If you fail in communicating, no matter how skilled a designer you are, you won’t get the chance to ply your skills very often, and seldom for the best clients. The best clients are those who invest complete trust in their designers. That trust must be earned before any actual designing happens (see designer #4 above).

And no, someone else should not do the talking. The design professional’s job is to show confidence when dealing with clients. No one else can communicate your value or win trust for you. The reason clients distrust those who do not communicate with confidence is because this trait signals other incompetencies. This may sound harsh, but it’s a fact: if you’re not confident, it is because you lack capability (whether professional competence, design skill or perhaps vocabulary)… and you know it. Address this void, and your confidence will shine through.

If you lack confidence in conversation, start to address this deficiency immediately or find another calling. Otherwise, you may have a bright future as a production artist somewhere, but not much of one as a design professional. Design professionals are experts at every aspect of interacting with people.

Confidence aside, it goes without saying that excellent vocabulary is an important component of effective communication. People judge you by your words, as well they should. Knowing this, your professional responsibility is to work on your vocabulary, just as you work on your design ability: daily.

Professionalism

Skill in design is only part of what defines a competent professional. Professionalism is also measured by integrity, preparedness in handling and interacting with clients, and breadth of understanding in the myriad of issues that will confront you in the course of working with others (whether clients, co-workers, employees or others). Professionalism is also measured by how well you uphold ethical standards in making the difficult decisions in every area of your work.

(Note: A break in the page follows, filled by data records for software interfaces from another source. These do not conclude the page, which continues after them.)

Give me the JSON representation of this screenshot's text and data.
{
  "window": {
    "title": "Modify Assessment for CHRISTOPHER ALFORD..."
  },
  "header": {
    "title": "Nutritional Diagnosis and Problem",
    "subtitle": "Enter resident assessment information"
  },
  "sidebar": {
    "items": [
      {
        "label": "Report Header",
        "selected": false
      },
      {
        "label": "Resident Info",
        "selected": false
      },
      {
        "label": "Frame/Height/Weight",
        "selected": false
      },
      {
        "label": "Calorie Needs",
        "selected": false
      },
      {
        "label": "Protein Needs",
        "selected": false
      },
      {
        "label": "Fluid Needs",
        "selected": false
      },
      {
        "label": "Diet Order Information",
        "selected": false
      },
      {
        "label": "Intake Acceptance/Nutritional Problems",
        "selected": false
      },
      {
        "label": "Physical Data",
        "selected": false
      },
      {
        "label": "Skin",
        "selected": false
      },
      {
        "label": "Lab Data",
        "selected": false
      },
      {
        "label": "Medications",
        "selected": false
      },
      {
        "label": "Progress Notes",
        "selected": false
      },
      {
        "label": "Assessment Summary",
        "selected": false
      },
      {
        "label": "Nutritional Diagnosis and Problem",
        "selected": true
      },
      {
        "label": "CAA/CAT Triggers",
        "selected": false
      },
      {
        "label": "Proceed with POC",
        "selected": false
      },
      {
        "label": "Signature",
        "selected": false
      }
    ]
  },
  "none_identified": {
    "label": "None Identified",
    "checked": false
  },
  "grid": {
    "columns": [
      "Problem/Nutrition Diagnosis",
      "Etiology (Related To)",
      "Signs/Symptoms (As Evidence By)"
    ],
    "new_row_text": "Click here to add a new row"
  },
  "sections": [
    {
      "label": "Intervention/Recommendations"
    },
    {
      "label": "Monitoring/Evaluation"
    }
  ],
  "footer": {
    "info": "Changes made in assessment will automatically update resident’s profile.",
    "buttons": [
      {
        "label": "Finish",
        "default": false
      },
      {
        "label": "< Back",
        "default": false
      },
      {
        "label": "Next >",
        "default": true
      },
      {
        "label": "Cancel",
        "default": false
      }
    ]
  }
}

Talent and skill can make you a technician; and a technician is, as we noted, not a professional. For context, think of traditional professions: lawyers, doctors, architects. The enormous responsibility they are entrusted with, and their ability to carry out that responsibility across the scope of their work, makes these people professionals. Thus, an able professional would not be troubled by the questions posed in this article. Rather, they would know precisely how to proceed or how to circumvent these issues. If you have any of these questions, you may not be prepared to be a design professional.

Cinema in Common Questions About Design Professionalism
Professionalism is also measured by integrity, preparedness in handling and interacting with clients, and breadth of understanding in the myriad of issues that will confront you in the course of working with others. Image source

All of these situations result from designers believing that being a good designer is good enough. This profession has little room for those who lack a professional’s integrity and broad understanding. Designers who are willing to compromise and simply accept the faulty decisions that are handed to them have had their profession stolen from them. These designers have no business working with clients who pay good money for professional service.

Be better than this. Your first step to success is to assume your rightful responsibility for everything that involves you. Dissatisfied with the flawed structure at your agency? You chose to work there; change your circumstances. Frustrated by your perpetual lack of prospects and stalled reputation? Sounds like you’ve got deficiencies to address. Overwhelmed by the challenges and complexities inherent in freelancing? You probably started freelancing without sufficient preparation.

Fix it. You fix it. It’s all on you.

Designers: you get paid to do what you love. How great is that!? But this fortunate and enviable situation leads to fulfillment only if you take full ownership of your profession. Otherwise, you’re carrying a time bomb. When it goes off, your career will either falter or be blown to smithereens. Don’t let this happen to you. Educate yourself. Have the courage and integrity to habitually make good choices so that you enjoy a long and happy career as a design professional.